Sous les artifices du raisonnement, c’est bien là l’idée maîtresse que nous parvenons à découvrir.

Le petit traité que nous venons d’analyser sommairement semble avoir initié le Moyen Âge aux considérations de Cinématique. À quel temps devons-nous rattacher cet écrit dont l’auteur nous est inconnu ? Faut-il croire qu’il a été rédigé par quelque géomètre du Moyen Âge, par exemple par quelque disciple de Jordanus de Nemore, comme tel autre traité contenu au même recueil manuscrit ? Faut-il le regarder comme une relique de l’Antiquité ? À ces questions, il paraît impossible de répondre d’une manière catégorique. Tout ce que nous pouvons observer, c’est que les lettres par lesquelles les divers points des figures sont désignés ne se succèdent pas dans l’ordre caractéristique de 1’alphabet grec, comme il arrive presque toujours aux traités d’origine hellénique ; c’est aussi qu’aucun mot de forme grecque ou arabe ne se trouve dans le latin en lequel cet opuscule est rédigé.

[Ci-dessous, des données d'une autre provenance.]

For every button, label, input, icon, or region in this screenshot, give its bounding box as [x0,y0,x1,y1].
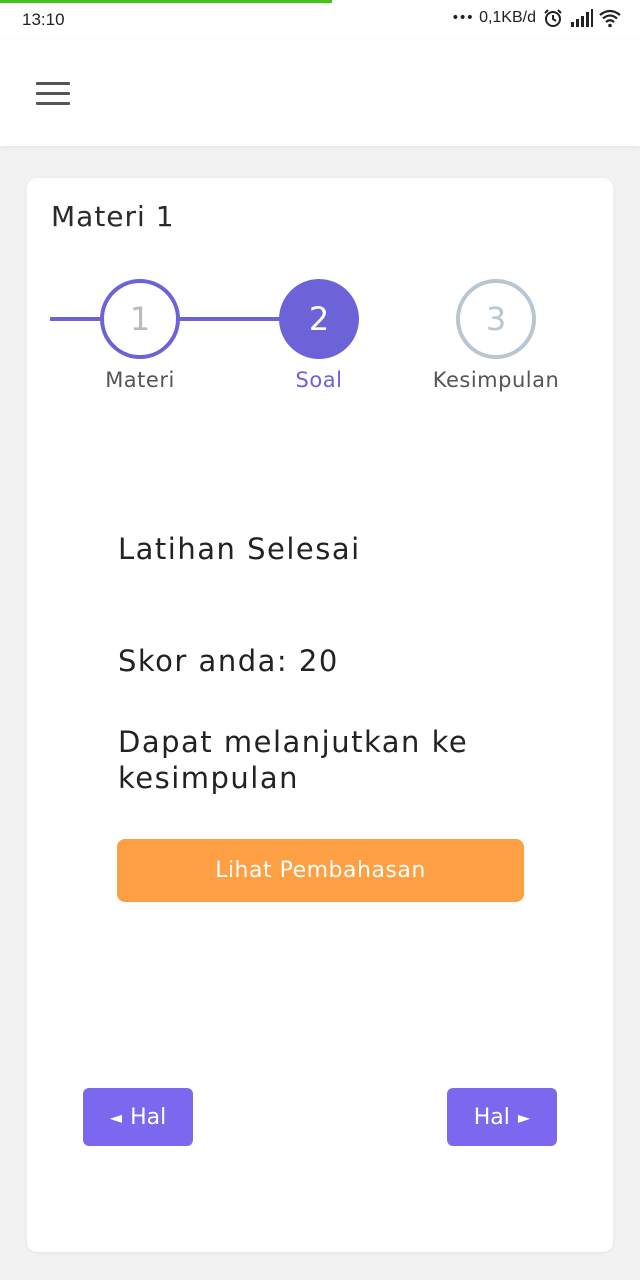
app-bar [0,40,640,146]
next-page-button[interactable]: Hal ► [447,1088,557,1146]
next-page-label: Hal [473,1104,510,1130]
hamburger-menu-icon[interactable] [36,80,72,108]
lesson-card: Materi 1 1 Materi 2 Soal 3 Kesimpulan La… [27,178,613,1252]
step-1-label: Materi [105,368,175,392]
step-2-circle[interactable]: 2 [279,279,359,359]
step-3-circle[interactable]: 3 [456,279,536,359]
triangle-right-icon: ► [517,1107,531,1127]
page-load-progress [0,0,332,3]
network-speed: 0,1KB/d [479,9,536,26]
result-title: Latihan Selesai [118,532,361,566]
status-time: 13:10 [22,10,65,29]
notification-dots: ••• [451,10,474,26]
triangle-left-icon: ◄ [109,1107,123,1127]
result-score: Skor anda: 20 [118,644,339,678]
card-title: Materi 1 [51,200,175,233]
step-2-number: 2 [308,300,330,338]
stepper-line-1-2 [177,317,287,321]
step-3-number: 3 [485,300,507,338]
step-2-label: Soal [295,368,343,392]
step-1-circle[interactable]: 1 [100,279,180,359]
step-1-number: 1 [129,300,151,338]
status-indicators: ••• 0,1KB/d [451,8,621,28]
signal-icon [570,8,593,28]
previous-page-label: Hal [130,1104,167,1130]
status-bar: 13:10 ••• 0,1KB/d [0,0,640,40]
previous-page-button[interactable]: ◄ Hal [83,1088,193,1146]
view-discussion-button[interactable]: Lihat Pembahasan [117,839,524,902]
alarm-icon [542,8,564,28]
result-message: Dapat melanjutkan ke kesimpulan [118,725,469,795]
step-3-label: Kesimpulan [432,368,560,392]
wifi-icon [598,8,621,28]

Au xive siècle, Thomas Bradwardine, en un écrit dont nous parlerons au paragraphe suivant, cite le traité dont nous venons de présenter une courte analyse ; il lui donne ce titre ; De proportionalitate motuum et magnitudinum ; mais il ne connaît pas ou, du moins, ne nous fait pas connaître le nom de celui qui l’a composé ; il se borne, en effet, à le désigner de la manière suivante[1] :

« Auctor vero de proportionalitate motuum et magnitudinum subtiliorem istis intellectum ponit, quod linearum rectarum æqualium, temporibus æquaiibus quibuslibet motarum, quæ pertransit majus spatium et ad majores terminos moveri velocius ; et quæ minus et ad minores terminos, tardius ; et quæ æquale et ad æquales terminos æqualiter moveri supponit ; et intelligit per terminos majores terminos ad quos a terminis a quibus magis distantes. »

On peut remarquer que Bradwardine, à qui nous devons cette allusion si reconnaissable au traité anonyme De proportionalitate motuum et magnitudinum, cite également, et dans le même ouvrage, le De ponderibus de Jordanus de Nemore ; ces deux écrits semblent, nous l’avons dit, présenter quelques analogies de forme, comme s’ils provenaient d’une même école.

Le livre De sex inconvenientibus est un ouvrage anonyme qui fut composé à Oxford, probablement vers la fin du xive siècle ; cet

  1. Bradewardyn proporciones ; 2a pars quarti capituli. Bibl. Nat., fonds latin, ms. no 6.559, fol. 56, col. d.